How often is the quality of open and honest expression lost in your workplace? 

How many times have you wanted to have the hard conversation but shied away?

Or, when you did have the conversation the other person retreated into a helpless victim role and avoided responsibility.  The result being deeper trenches and longer battles. 

With political correctedness, codes of conduct, legislations and laws we may have developed a cotton wool culture or culture of uncertainty and powerlessness.  Although we need external boundaries for order, people have gone the other way avoiding the issues in fear of reprimand, reprisal, rejection and retribution.

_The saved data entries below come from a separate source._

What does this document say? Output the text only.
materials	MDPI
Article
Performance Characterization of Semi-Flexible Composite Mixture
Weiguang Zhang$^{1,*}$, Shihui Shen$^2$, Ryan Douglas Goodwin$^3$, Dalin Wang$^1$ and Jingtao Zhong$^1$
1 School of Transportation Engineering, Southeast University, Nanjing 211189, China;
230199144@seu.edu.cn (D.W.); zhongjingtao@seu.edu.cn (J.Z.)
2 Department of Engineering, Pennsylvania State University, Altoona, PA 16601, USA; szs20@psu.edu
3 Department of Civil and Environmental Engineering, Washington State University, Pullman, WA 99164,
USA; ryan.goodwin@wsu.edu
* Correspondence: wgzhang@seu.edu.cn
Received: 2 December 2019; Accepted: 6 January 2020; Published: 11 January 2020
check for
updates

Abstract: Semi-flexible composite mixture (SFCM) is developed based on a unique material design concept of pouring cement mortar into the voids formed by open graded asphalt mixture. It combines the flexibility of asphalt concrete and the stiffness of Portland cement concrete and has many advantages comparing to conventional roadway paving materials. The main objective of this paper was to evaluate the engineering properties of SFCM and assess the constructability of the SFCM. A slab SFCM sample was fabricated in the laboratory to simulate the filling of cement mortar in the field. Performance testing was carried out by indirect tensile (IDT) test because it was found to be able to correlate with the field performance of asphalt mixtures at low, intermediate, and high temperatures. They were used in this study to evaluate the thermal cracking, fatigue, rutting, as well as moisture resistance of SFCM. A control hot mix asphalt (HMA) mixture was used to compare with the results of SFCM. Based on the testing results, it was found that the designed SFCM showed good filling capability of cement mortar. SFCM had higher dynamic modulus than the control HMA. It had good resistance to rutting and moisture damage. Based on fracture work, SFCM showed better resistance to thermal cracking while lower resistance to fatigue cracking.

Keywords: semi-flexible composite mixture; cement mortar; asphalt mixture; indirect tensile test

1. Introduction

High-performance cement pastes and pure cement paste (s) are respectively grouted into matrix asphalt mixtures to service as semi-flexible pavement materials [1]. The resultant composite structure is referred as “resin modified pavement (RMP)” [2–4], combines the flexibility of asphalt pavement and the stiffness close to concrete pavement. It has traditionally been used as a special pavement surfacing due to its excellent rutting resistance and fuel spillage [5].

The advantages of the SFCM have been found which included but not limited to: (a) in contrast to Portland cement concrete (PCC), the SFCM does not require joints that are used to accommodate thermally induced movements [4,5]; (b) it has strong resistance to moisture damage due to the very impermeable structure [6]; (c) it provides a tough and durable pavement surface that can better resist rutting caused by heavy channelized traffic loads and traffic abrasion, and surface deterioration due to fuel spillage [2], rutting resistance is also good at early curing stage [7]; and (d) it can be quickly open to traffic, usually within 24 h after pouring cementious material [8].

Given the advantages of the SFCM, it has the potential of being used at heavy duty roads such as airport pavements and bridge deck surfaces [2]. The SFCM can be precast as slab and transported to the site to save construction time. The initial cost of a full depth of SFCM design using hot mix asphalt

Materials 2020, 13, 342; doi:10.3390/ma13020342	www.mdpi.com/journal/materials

Lack of candor feeds corporate cancer by infecting it with cynicism, contention, competition, conflict, contention, comparison and childish tantrums.  The result being a paralysis of truth and expression.  Without expression we lose power, creativity and innovation. Our work places lose community to problem solve and move beyond mediocrity.  The result, poor performance.

Imagine your workplace communication being open, frank, honest, truthful, free from bias, fair, impartial, accountable and upfront.  It would be kind of nice, wouldn't it?.

  1. What would change?
  2. How would workplace relations differ?
  3. What might improve?
  4. What would happen to morale and job satisfaction?
  5. How would it affect the bottom line?

What can you do?  Candor starts with you.  Work from the inside out.

Try these ideas, share these ideas, pass it on, use it as a 10 minute discussion topic for your next meeting.  The following is taken from. A Culture of Candor, O”Toole and Bennis, Harvard Business Review 2009.


Tell the truth. We all have an impulse to tell people what they want to hear. Wise leaders tell everyone the same unvarnished story.  Once you develop a reputation of straight talk people will return the favour.

Encourage people to speak truth to power.  It's extraordinarily difficult to people lower in the hierarchy to tell the higher ups the unpalatable truths, but that’s what higher ups need to know, because often their employees have access to information about problems that they don’t. Create the conditions for people to be courageous.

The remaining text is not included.